Мы стали одной семьей и это семейное отношение друг к другу, полагаю, останется у нас навсегда.

Именно потому я всегда испытывал удовольствие, граничащее с экстазом, осознавая, что с самыми уважаемыми и почитаемыми мною людьми мне довелось испытать полное понимание и встречную дружескую симпатию. Поэтому Кирилл для меня был больше, чем другом – в определенном смысле он стал для меня отражением меня самого, и свою искреннюю дружескую любовь к этому товарищу я планировал пронести до самого конца своей наиболее дееспособной части биографии.

И вот я стою почти на пороге его дома и дежурно-весело отмечаю про себя: Аленка, как всегда, самая ответственная и серьезная из нас, философски восприняла мои утренние сообщения Кириллу и заранее подготовилась к встрече.

Мне даже становится немного смешно – я не удивлюсь, если Кирюха и не вспомнит, что общался со мной несколько часов назад. И я даже немного завидую ему – как много приятных сюрпризов преподносит ему жизнь в силу этого качества его натуры. Он ведь обрадуется, увидев меня!

Аленка улыбается и зовет меня давно знакомым, немного девчачьим, но при этом по-женски глубоким и по-хозяйски радушным голосом:

– Андрей, заходи!

Я тоже улыбаюсь и радостно вламываюсь в дом:

– Спит?

Аленка смеется и кивает. Потом подсовывает мне тапочки и вполне дежурно вопрошает:

– Обедать будешь? Я суп сварила.

Мне немного неловко, что я примчался посреди недели, не предупредив заранее, просто поставив перед фактом, и эксплуатировать гостеприимство Аленки мне, конечно же, не хочется.

Разумеется, я начинаю неуклюже оправдываться.

– Аленка, ты уж прости, совсем не хотел вас тревожить, тут просто такое дело, действительно очень важное дело…

Она снова смеется:

– Кирилл получил несколько сообщений от тебя, но не проснулся, – (я бы сильно удивился, кабы случилось иначе), – ну я его все-таки разбудила, подумала, что наверное что-то важное, если так настойчиво пишешь, – (мысленно краснею, так как понимаю, что не вполне понимал и даже совсем не запомнил, что делал в эти утренние часы), – а он сперва пробубнил, что, мол, дай ему адрес, встретим, а потом что-то глаза прорезал и пошел на кухню. Выпил зачем-то стакан коньяка и вернулся, рухнул и захрапел.

Теперь смеюсь я.

Уж не знаю, всегда это у Аленки выходит ненароком, или она просто тонко подтрунивает над всеми нами, но это невинное изложение истории нашего утреннего общения, которую мы бы, возможно, с ним сами бы и не вспомнили, не будь Аленка свидетельницей и участницей поневоле, повергает меня в хохот. Надо хорошо знать Кирилла и меня, чтобы оценить, насколько это типично для нас с ним, и насколько привычно для Аленки.

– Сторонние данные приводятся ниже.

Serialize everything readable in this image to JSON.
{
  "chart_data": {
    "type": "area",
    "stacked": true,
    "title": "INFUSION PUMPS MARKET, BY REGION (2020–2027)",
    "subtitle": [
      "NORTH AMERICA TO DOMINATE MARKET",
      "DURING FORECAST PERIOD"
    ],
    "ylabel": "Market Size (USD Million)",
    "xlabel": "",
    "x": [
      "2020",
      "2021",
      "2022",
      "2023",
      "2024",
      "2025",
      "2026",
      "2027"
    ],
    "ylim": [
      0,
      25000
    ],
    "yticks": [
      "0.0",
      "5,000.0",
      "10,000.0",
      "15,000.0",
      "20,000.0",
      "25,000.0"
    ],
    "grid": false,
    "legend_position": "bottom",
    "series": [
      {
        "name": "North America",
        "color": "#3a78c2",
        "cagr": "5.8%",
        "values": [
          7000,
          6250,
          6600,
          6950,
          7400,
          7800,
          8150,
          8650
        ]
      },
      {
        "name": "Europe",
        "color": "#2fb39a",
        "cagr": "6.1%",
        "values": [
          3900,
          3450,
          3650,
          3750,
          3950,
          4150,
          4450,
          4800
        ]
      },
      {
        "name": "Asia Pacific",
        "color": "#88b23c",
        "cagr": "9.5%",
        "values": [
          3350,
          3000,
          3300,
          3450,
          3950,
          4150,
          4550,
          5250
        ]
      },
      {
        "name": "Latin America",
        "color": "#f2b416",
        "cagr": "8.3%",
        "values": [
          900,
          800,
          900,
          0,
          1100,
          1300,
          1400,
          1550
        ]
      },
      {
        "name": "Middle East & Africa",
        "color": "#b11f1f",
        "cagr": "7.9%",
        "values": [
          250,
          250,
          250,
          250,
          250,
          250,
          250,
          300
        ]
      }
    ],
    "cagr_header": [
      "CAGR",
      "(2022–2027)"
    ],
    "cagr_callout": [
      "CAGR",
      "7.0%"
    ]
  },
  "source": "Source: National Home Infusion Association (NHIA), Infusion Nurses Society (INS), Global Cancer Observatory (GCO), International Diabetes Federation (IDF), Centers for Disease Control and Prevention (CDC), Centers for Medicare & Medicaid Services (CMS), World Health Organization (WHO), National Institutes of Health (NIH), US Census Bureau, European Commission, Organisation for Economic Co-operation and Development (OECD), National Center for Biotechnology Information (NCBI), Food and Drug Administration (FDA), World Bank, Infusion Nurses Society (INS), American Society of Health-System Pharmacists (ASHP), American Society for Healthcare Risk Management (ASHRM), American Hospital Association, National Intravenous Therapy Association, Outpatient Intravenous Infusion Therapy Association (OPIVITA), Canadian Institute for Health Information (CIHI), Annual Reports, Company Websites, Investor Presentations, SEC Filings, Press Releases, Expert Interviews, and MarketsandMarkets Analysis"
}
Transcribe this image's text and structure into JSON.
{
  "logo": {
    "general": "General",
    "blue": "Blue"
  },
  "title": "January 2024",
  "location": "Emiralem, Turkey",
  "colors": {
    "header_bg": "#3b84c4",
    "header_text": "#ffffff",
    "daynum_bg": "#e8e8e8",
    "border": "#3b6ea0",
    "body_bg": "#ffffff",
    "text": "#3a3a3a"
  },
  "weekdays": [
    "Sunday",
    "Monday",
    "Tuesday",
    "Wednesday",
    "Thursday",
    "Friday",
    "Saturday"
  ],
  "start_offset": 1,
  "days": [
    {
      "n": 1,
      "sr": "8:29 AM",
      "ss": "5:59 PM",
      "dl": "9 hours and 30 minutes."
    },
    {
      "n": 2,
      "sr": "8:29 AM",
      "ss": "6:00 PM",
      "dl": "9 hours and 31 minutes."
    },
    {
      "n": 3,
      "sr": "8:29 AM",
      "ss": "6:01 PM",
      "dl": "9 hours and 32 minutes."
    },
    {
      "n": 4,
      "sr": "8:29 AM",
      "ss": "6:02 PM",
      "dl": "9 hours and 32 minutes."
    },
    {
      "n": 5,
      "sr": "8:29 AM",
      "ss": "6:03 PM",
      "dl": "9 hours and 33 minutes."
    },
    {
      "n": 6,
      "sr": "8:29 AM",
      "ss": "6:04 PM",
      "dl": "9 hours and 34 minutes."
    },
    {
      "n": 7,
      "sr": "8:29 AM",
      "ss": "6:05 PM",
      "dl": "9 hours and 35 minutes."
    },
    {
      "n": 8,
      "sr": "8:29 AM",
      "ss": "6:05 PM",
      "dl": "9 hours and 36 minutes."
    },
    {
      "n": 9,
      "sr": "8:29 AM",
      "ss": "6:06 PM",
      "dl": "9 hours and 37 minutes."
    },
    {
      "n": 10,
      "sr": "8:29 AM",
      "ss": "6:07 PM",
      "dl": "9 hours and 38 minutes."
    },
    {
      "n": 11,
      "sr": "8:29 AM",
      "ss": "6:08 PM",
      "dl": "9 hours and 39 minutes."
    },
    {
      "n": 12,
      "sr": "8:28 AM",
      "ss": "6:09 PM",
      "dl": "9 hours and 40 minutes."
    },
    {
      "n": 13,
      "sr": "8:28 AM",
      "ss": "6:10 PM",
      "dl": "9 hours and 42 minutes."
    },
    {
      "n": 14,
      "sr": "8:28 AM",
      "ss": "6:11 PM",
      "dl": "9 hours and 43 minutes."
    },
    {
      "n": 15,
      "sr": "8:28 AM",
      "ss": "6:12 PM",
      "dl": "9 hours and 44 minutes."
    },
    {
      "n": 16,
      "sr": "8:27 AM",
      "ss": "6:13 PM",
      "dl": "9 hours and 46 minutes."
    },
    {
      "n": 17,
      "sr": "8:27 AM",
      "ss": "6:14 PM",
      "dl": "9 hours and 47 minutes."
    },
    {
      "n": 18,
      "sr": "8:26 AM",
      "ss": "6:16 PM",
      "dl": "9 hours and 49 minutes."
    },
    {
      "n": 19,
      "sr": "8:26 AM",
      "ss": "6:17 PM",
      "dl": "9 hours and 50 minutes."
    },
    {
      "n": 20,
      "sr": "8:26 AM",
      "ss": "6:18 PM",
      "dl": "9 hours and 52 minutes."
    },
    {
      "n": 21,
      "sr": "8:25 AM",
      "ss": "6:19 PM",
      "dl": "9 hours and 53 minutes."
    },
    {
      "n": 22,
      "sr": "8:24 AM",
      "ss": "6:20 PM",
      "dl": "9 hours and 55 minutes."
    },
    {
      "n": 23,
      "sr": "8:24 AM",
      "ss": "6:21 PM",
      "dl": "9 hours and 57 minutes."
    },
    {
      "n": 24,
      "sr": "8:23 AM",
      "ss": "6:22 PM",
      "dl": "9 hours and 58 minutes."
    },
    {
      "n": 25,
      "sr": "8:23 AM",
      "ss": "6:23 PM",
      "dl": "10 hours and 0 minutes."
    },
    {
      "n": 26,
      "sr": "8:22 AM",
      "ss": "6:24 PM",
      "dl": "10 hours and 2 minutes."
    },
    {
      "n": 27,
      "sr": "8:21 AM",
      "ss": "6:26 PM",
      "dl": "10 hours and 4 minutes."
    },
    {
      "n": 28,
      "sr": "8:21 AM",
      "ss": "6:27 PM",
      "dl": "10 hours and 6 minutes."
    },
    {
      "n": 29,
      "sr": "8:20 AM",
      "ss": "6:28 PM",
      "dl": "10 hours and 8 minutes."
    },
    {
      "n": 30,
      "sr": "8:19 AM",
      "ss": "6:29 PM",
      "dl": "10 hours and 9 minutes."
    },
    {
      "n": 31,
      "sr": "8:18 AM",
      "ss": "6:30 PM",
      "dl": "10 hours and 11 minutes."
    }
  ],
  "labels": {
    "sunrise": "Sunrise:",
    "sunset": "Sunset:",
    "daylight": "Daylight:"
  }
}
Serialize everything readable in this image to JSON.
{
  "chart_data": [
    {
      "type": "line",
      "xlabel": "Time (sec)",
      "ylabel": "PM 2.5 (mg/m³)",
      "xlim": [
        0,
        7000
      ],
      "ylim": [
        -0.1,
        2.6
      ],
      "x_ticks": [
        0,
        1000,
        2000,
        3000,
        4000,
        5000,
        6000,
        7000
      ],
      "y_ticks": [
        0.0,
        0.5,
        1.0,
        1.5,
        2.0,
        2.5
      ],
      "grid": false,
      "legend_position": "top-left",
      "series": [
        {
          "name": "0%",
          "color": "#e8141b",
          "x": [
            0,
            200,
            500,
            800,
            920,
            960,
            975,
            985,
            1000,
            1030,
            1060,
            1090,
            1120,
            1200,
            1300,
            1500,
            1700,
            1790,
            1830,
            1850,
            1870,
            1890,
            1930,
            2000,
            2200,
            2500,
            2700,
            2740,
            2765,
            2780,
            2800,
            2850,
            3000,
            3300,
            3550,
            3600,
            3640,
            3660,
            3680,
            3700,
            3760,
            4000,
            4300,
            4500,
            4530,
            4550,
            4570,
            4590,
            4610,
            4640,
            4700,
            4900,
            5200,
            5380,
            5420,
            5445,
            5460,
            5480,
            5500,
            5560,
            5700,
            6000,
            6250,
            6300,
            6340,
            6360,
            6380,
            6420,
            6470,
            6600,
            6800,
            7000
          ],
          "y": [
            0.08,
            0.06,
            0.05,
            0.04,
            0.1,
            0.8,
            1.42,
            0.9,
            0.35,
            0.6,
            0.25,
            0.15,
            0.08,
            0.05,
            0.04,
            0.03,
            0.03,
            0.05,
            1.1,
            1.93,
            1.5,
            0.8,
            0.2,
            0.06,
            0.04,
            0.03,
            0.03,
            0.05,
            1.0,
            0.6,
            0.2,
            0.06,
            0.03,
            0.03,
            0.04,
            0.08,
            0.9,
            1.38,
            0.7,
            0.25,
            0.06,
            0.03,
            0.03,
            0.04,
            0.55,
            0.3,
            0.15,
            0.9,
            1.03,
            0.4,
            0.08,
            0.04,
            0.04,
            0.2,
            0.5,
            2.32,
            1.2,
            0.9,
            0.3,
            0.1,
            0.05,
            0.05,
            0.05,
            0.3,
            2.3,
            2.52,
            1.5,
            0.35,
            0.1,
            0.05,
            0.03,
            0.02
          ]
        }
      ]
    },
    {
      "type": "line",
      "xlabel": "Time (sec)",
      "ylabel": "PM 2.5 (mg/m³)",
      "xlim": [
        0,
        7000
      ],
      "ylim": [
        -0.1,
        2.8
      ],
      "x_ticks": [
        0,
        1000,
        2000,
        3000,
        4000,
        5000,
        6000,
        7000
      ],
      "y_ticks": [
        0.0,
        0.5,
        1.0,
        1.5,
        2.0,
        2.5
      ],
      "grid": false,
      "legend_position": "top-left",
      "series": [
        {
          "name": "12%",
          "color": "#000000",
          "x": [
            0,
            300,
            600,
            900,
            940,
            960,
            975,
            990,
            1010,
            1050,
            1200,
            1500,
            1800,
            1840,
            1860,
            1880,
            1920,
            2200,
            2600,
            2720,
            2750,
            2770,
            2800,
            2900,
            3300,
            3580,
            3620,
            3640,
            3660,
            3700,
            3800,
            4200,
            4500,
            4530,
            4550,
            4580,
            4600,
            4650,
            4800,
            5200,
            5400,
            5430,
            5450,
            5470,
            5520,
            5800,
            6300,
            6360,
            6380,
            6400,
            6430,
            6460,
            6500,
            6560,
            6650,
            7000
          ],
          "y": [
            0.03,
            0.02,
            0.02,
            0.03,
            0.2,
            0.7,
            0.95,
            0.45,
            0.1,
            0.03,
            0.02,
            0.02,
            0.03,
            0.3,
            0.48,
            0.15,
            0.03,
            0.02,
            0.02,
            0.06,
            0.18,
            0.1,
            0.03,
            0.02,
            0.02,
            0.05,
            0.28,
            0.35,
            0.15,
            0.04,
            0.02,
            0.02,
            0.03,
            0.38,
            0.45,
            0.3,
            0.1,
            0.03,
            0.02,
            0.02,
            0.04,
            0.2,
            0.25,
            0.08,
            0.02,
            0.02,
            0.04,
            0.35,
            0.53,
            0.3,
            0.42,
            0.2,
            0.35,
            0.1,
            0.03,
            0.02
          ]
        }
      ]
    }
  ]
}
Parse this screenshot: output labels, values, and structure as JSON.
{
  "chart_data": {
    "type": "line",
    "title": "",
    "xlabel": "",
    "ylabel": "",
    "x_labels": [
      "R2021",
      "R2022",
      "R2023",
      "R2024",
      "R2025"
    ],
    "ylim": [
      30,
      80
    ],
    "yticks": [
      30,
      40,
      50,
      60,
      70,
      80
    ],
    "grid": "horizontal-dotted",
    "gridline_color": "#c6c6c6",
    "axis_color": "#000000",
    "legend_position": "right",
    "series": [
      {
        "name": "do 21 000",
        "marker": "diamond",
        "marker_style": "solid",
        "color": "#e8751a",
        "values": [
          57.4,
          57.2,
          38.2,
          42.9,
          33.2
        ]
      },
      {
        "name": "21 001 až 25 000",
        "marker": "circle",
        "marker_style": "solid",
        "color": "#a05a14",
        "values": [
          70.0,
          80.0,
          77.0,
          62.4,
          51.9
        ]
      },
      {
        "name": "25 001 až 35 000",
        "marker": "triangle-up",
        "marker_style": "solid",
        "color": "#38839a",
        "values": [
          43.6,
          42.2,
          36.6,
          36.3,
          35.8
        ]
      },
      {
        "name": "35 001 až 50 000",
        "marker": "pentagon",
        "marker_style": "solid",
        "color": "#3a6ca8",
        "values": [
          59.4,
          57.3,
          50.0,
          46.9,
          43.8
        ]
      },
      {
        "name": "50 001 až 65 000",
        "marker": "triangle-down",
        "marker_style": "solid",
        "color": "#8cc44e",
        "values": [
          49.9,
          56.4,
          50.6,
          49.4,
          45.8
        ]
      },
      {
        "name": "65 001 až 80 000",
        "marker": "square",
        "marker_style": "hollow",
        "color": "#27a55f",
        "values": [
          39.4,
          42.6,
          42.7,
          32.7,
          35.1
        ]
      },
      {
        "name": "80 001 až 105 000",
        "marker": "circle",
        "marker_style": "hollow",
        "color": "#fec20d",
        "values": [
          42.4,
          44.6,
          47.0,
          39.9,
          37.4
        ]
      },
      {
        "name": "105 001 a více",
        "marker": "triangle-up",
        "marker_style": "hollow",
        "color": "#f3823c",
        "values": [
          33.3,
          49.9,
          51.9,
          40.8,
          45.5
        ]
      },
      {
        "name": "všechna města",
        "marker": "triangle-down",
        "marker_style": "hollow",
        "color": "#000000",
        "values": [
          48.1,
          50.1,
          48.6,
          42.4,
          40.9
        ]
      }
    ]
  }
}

От супа не отказываюсь. В моем нынешнем состоянии фрейдистское «Оно» безусловно доминирует над «Я» и, тем более, «Сверх-Я» – сперва надо закрыть основные физиологические потребности, а уж потом о высоком.

Суп, надо сказать, отличный.

Возможно, с возрастом мы становимся слишком мнительными, но даже в выборе рецепта я словно опять ощущаю легкий стёб со стороны Аленки. Сборная «солянка» – одно из лучших похмельных блюд. Потом опять смеюсь про себя, ибо непонятно на самом деле, над кем она хихикает – над неизвестно откуда рвущимся на их дачу Андреем или над подкрепившимся стаканом коньячка ранним утром супругом, который вообще ничего может не вспомнить и сильно удивится прекрасному стечению жизненных обстоятельств – почему-то на кухне сидит старый друг, а в тарелке под носом ароматно дымится так неожиданно кстати и впору пришедшийся похмельный супчик.

Я слышу шлепанье босых ног в коридоре. Спутать этот звук невозможно ни с чем.